Most Filipino patients with Gaucher disease carry severe mutations in the GBA gene and exhibit Gaucher disease type 3, researchers from the Philippines found.
The study, “Genetic and clinical characteristics of Filipino patients with Gaucher disease,” was published in the journal Molecular Genetics and Metabolism Reports.
Gaucher disease (GD) is a genetic condition caused by abnormal production of an enzyme called beta-glucocerebrosidase, which degrades a fat substance called glucocerebroside.
Glucocerebroside accumulates in several organs, but the disease mostly affects the liver, spleen, bone marrow, and nervous system.
Beta-glucocerebrosidase is coded in the genome by the GBA gene; mutations in this gene usually drive the condition. The severity of the mutations influences the severity of symptoms.
A number of mutations in the GBA gene have been identified, with researchers finding that some are specific to certain nationalities. Thus, recognizing which mutations are most likely to appear in a certain population could improve genetic testing approaches and understanding of the disease and its course in people who develop the condition.
To understand the most prevalent mutations and clinical features associated with GD in the Philippines, researchers reviewed medical records of 14 patients (three men and 11 women).
Patients had started experiencing symptoms between the ages of 1 and 2. Overall, there was an average 2.2-year gap between the onset of clinical symptoms and GD diagnosis.
Of the 14 patients, one woman was of Indian origin and one man was Filipino/Japanese. The remaining 12 patients were Filipino.
In this study population, five patients had type 1 disease with no brain involvement; two patients had type 2 disease. The remaining seven were classified as GD type 3 because they experienced seizures, delay in development, and irregular eye movements.
The swelling of liver and spleen — hepatosplenomegaly — was the most common clinical symptom in this population (85.7%), followed by impaired growth (64.3%), and bone abnormalities (63.6%). The team also reported anemia and low platelet count in most patients.
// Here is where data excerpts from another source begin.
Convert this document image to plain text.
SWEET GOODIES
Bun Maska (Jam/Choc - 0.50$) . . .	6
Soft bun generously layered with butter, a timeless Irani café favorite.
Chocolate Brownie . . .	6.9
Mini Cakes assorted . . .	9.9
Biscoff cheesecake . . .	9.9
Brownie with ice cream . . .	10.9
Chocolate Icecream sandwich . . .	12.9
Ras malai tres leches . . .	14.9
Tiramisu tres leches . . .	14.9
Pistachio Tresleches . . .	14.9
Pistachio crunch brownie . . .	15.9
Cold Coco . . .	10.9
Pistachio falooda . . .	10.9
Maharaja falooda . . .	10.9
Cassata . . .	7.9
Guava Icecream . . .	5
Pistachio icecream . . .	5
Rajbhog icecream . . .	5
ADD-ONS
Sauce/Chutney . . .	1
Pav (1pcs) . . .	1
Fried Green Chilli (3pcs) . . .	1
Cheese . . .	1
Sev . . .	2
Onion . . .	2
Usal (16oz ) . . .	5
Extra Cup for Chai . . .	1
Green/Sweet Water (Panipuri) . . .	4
Only six patients in this study received enzyme replacement therapy (ERT) to restore the function of the glucocerebrosidase enzyme. Four of those patients achieved normal platelet levels, the study reported. Similarly, ERT decreased swelling of the liver and spleen in four patients. However, no improvement was noted in growth, bone abnormality, or neurological symptoms after ERT.
Researchers found that the most severe GBA mutation — L483P — was the most commonly detected in this study group. Other severe mutations, such as F252I, G241R, G416S, R159W and IVS2 + 1 G > A, were also detected. These mutations caused clinical symptoms associated with type 2 and type 3 GD, the researchers said.
Two new mutations — N131S and D257V — were identified; they were both found in patients with type 2 and type 3 GD. The mutant allele N131S has only been reported in Filipinos, strengthening its association with this population.
“With the recent passage of the Rare Disease Act of the Philippines, it is hoped that physicians will be more aware of the presenting signs and symptoms of GD so that better access to diagnosis, and provision of a more comprehensive and sustainable treatment and monitoring will improve the neurologic and non-neurologic complications of the disease in this population,” the team concluded.